As Johnson demonstrates, Scola ducks those parts of the New Testament that don’t fit his views on the family and gender relations. Ultimately, in Scola’s thinking, there is an obsessive concentration on the sexual act, and with its alleged sole purpose of facilitating procreation. As Johnson points out: “Everything [about marriage in Scola’s book] hangs on the procreative act between male and female.”
Even prelate-theologians should be held to a certain minimal standard of logic and common sense. I have already mentioned Scola’s reckless correlation of feminism and homosexuality; he also associates homosexuality with narcissism and nihilism. Another example is his indignant condemnation of (I think—the prose is not altogether clear) in vitro conception, which he declares will inevitably make the child into a “product” because the child did not result from “recourse to the conjugal act”; he does not seem to appreciate the effect of his words on childless parents who seek to adopt, or children who have been adopted, without “recourse to the conjugal act.”
Finally…while he asserts the primacy of the family and superficially equates the male/female/child triad to the Trinity – ie, the family in God’s image - Scola tends to avoid the implications of his own argument.

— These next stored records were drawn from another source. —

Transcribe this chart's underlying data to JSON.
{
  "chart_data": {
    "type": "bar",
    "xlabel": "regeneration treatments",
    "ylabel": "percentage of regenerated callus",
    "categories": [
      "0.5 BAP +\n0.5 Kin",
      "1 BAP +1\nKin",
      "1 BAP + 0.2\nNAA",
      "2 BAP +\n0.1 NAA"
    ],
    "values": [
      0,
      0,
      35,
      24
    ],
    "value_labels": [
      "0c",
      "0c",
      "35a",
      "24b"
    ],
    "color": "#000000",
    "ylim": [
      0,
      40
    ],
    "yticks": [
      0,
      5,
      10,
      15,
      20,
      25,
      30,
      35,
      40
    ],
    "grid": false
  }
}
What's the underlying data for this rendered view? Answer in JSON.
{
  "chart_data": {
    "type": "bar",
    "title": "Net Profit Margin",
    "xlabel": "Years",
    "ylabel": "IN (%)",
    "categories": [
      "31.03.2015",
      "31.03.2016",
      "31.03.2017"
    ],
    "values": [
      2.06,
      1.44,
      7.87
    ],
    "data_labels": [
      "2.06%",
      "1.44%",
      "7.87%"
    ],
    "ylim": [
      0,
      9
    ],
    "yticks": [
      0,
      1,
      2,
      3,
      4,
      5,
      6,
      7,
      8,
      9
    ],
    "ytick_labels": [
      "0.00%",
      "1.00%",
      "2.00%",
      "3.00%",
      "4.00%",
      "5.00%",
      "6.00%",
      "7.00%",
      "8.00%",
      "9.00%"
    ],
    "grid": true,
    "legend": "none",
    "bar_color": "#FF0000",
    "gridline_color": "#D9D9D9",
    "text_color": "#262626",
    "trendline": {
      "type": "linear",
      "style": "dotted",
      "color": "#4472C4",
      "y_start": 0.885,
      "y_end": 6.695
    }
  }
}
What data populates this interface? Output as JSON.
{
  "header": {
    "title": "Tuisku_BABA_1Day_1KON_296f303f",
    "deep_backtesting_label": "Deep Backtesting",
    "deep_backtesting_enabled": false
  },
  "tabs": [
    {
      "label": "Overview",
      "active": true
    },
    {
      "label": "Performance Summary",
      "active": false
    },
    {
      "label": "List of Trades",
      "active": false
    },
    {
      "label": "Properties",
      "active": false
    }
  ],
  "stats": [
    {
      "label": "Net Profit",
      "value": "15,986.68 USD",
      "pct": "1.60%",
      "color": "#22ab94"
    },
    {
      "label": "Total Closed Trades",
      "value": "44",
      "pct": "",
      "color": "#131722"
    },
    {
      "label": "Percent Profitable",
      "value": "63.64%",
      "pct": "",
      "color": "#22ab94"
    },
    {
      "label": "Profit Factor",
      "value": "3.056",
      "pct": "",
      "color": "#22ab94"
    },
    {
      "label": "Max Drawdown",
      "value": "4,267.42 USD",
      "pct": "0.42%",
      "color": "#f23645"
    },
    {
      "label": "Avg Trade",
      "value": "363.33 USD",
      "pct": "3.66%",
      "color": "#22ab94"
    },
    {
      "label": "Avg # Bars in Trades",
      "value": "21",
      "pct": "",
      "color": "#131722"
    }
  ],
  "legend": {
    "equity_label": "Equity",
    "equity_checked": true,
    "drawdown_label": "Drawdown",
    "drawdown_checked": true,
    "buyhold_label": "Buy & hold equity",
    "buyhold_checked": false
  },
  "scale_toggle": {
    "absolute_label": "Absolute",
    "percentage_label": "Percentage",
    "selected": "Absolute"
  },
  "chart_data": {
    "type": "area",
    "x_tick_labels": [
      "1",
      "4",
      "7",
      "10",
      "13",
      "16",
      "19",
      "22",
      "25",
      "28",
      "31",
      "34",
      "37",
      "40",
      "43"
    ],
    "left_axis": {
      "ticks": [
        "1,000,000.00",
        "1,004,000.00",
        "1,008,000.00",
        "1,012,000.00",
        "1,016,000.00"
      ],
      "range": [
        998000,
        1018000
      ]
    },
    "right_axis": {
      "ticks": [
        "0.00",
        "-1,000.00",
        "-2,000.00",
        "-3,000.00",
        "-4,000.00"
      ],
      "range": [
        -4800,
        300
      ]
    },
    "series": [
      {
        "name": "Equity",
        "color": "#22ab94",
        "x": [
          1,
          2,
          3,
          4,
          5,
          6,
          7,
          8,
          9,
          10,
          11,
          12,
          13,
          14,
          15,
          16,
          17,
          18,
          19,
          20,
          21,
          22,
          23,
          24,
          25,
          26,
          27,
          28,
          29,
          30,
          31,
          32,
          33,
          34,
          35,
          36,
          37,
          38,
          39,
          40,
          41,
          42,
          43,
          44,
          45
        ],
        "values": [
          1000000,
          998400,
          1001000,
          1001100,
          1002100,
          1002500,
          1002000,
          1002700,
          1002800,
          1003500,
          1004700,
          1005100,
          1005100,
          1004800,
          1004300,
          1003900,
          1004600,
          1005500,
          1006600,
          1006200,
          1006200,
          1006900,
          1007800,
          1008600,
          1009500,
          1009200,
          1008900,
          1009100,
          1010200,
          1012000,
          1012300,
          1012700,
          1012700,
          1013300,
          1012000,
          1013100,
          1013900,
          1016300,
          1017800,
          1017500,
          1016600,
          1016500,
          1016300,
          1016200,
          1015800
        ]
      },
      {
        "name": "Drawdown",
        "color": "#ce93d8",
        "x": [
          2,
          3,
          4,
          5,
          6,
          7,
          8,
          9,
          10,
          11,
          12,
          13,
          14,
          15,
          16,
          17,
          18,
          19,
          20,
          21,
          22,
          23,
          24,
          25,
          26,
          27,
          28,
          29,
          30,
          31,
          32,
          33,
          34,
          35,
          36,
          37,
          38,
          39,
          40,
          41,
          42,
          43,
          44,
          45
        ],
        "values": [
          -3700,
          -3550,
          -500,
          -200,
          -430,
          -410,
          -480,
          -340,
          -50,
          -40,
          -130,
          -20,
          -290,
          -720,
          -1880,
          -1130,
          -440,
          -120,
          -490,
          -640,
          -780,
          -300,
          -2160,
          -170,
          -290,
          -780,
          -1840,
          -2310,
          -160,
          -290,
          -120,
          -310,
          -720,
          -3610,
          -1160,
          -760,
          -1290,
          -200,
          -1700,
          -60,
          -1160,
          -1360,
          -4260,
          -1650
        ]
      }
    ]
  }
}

Johnson, again:
The same recognition would work to locate “fundamental rights” of decision making within the family also with respect to the sexual relations of spouses against the incursions of the church—as in the case of birth control—or that the church might have been a trifle more aware of the sovereignty of the family during the extended period of time that children were abused by priests (in disregard of the sovereignty of actual Christian parents) and the abusers were protected by the hierarchy (with contempt for the sovereignty of very specific families). Such lapses of clear thinking do not inspire confidence in the magisterium’s capacity to speak coherently or convincingly on the subjects about which it claims to have much of worth to say. This book is neither profound nor helpful. It does, though, have a very attractive cover.
You get the picture. A vote for Scola would be a vote for business as usual, especially with Scola’s mentor still very much alive and on the premises. Administratively and theologically, the Ratzinger era has been a disaster for the Catholic Church. So…anyone still holding out hope for reform of this particular multinational, should be praying that the current frontrunner falls at the last hurdle.